Hermann Hesse pubblica il romanzo Il lupo della steppa, Der Steppenwolf, nel 1927 a Berlino, in Italia uscirà nel 1946. Alla fine del libro l’autore aggiunge una breve nota, discute con i lettori. Naturalmente l’incontro è illusorio: i fruitori non sono presenti nell’assise. Hesse avverte che sovente le opere vengono fraintese e purtroppo così è con questa. C’è stata una identificazione e i lupi sono moltitudine, giusto, vagano nella steppa ma… ecco la sua imperiosa raccomandazione.
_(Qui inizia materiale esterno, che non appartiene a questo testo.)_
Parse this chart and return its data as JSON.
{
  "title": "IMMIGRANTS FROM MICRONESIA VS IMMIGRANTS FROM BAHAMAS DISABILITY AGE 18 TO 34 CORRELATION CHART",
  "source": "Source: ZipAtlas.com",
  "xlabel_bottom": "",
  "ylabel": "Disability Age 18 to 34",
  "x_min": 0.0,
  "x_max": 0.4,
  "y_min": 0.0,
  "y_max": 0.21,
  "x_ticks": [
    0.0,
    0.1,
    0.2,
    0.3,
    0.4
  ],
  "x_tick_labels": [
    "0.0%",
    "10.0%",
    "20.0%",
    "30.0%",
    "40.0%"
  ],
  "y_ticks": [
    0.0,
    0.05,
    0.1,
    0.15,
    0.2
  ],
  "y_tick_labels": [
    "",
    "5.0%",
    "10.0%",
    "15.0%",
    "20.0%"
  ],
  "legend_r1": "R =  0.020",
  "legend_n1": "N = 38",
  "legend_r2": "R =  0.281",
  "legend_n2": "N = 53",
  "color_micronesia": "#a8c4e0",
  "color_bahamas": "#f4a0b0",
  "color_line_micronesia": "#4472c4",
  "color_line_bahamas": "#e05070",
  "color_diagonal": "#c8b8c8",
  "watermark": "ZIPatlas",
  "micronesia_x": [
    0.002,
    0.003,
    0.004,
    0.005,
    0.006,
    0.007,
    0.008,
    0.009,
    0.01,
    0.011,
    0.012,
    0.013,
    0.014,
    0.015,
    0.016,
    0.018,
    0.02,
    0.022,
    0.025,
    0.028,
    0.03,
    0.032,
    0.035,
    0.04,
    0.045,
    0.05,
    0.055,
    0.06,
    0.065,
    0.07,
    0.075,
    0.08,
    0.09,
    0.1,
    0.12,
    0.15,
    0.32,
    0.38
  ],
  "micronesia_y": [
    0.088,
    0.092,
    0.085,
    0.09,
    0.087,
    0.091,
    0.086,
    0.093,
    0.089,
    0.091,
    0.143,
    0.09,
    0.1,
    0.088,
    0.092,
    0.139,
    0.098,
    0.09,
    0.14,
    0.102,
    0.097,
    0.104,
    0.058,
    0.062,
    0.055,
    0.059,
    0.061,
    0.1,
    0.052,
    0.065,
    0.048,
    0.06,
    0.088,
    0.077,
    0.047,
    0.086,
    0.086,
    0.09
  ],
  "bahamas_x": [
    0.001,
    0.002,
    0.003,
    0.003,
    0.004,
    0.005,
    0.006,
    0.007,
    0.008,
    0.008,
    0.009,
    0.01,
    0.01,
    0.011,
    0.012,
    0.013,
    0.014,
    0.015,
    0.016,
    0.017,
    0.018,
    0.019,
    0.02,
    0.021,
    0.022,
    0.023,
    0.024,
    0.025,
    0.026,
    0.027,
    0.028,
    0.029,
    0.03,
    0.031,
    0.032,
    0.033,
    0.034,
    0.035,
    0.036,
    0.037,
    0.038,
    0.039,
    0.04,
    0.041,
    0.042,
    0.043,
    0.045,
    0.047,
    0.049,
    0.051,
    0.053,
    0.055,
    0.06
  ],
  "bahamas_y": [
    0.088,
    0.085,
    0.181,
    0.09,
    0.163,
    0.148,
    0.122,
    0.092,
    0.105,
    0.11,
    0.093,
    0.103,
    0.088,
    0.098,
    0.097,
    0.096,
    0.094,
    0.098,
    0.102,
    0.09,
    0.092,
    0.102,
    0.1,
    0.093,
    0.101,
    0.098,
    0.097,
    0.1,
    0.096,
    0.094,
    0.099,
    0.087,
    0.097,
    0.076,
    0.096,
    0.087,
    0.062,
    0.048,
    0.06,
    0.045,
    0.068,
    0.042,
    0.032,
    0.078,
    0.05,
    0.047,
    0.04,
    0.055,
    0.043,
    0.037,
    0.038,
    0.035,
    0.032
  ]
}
Questa storia è malattia, crisi, ma non un cammino verso la morte, non tramonto bensì guarigione.

Il protagonista si chiama Harry Haller, un uomo sui cinquant’anni che affitta una mansarda dove porta le sue cose e una cassa di libri. Il libro riporta il suo diario, le sue memorie ed entra in lui. Persino nella sua psiche. 
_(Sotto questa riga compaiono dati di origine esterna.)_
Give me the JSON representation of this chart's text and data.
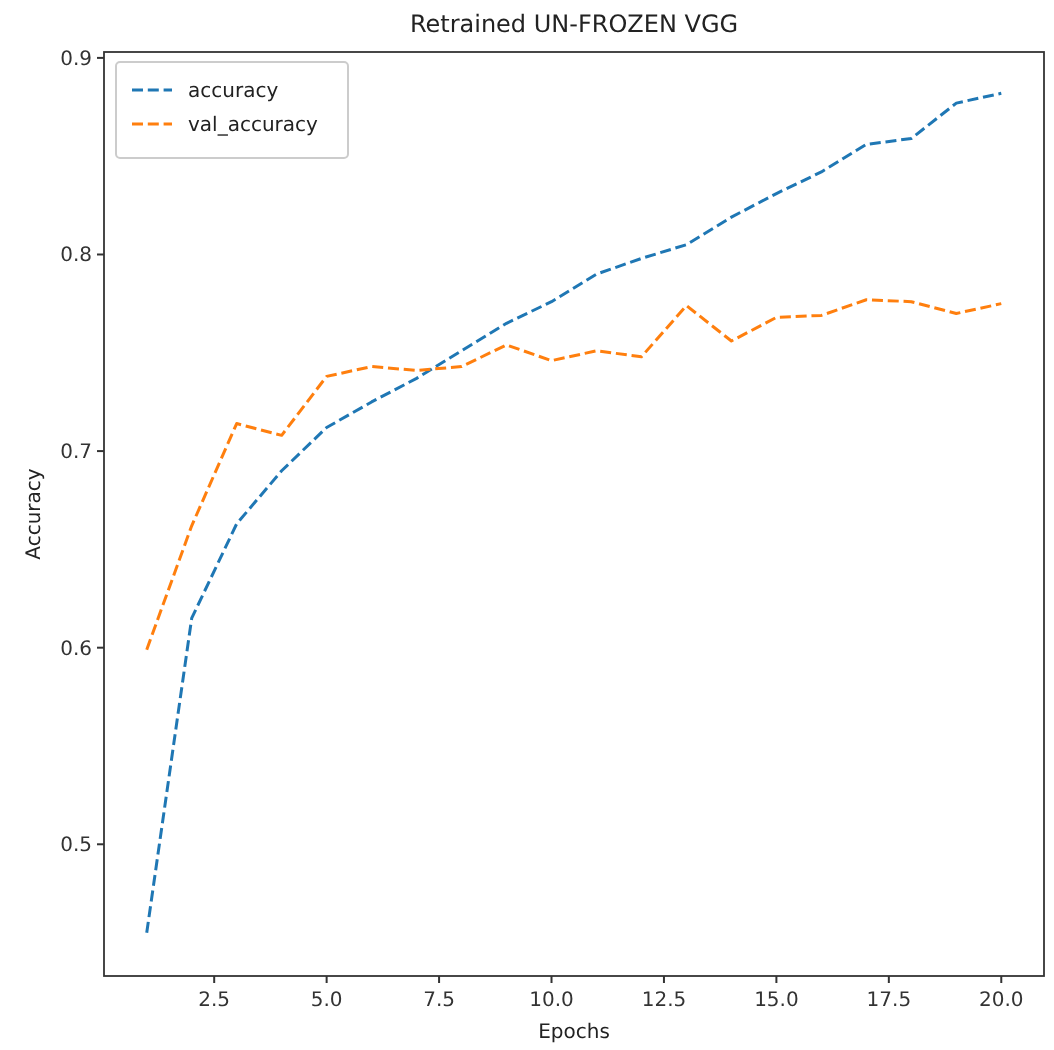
{
  "chart_data": {
    "type": "line",
    "title": "Retrained UN-FROZEN VGG",
    "xlabel": "Epochs",
    "ylabel": "Accuracy",
    "x": [
      1,
      2,
      3,
      4,
      5,
      6,
      7,
      8,
      9,
      10,
      11,
      12,
      13,
      14,
      15,
      16,
      17,
      18,
      19,
      20
    ],
    "series": [
      {
        "name": "accuracy",
        "color": "#1f77b4",
        "values": [
          0.455,
          0.615,
          0.663,
          0.69,
          0.712,
          0.725,
          0.737,
          0.751,
          0.765,
          0.776,
          0.79,
          0.798,
          0.805,
          0.819,
          0.831,
          0.842,
          0.856,
          0.859,
          0.877,
          0.882
        ]
      },
      {
        "name": "val_accuracy",
        "color": "#ff7f0e",
        "values": [
          0.599,
          0.662,
          0.714,
          0.708,
          0.738,
          0.743,
          0.741,
          0.743,
          0.754,
          0.746,
          0.751,
          0.748,
          0.774,
          0.756,
          0.768,
          0.769,
          0.777,
          0.776,
          0.77,
          0.775
        ]
      }
    ],
    "xlim": [
      0.05,
      20.95
    ],
    "xticks": [
      {
        "value": 2.5,
        "label": "2.5"
      },
      {
        "value": 5,
        "label": "5.0"
      },
      {
        "value": 7.5,
        "label": "7.5"
      },
      {
        "value": 10,
        "label": "10.0"
      },
      {
        "value": 12.5,
        "label": "12.5"
      },
      {
        "value": 15,
        "label": "15.0"
      },
      {
        "value": 17.5,
        "label": "17.5"
      },
      {
        "value": 20,
        "label": "20.0"
      }
    ],
    "ylim": [
      0.433,
      0.903
    ],
    "yticks": [
      0.5,
      0.6,
      0.7,
      0.8,
      0.9
    ],
    "legend": "top left",
    "line_style": "dashed",
    "marker": "none",
    "grid": false
  }
}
La persona Harry contiene due entità: l’uomo, con ideali ambizioni, e il lupo, introverso barbaro. La steppa rappresenta la natura selvaggia dell’individuo, la profondità oscura dell’anima dove si svolge il romanzo: un viaggio attraverso l’inferno interiore, come asserisce Hesse.  

Inevitabile l’apparentamento con la steppa di Cechov, pubblicata una trentina di anni prima. Qui il protagonista è un giovane, Jegòruska. La steppa di Cechov è un luogo fisico ma ispira egualmente isolamento, solitudine. Racchiude l’invito a confrontarsi con i pensieri propri. La differenza maggiore è che Haller viaggia in lui mentre Jegoruska viaggia negli altri.  La dualità del giovane è il passaggio dall’innocenza alla conoscenza, quella dell’uomo maturo è tra lo spirito e l’istinto. 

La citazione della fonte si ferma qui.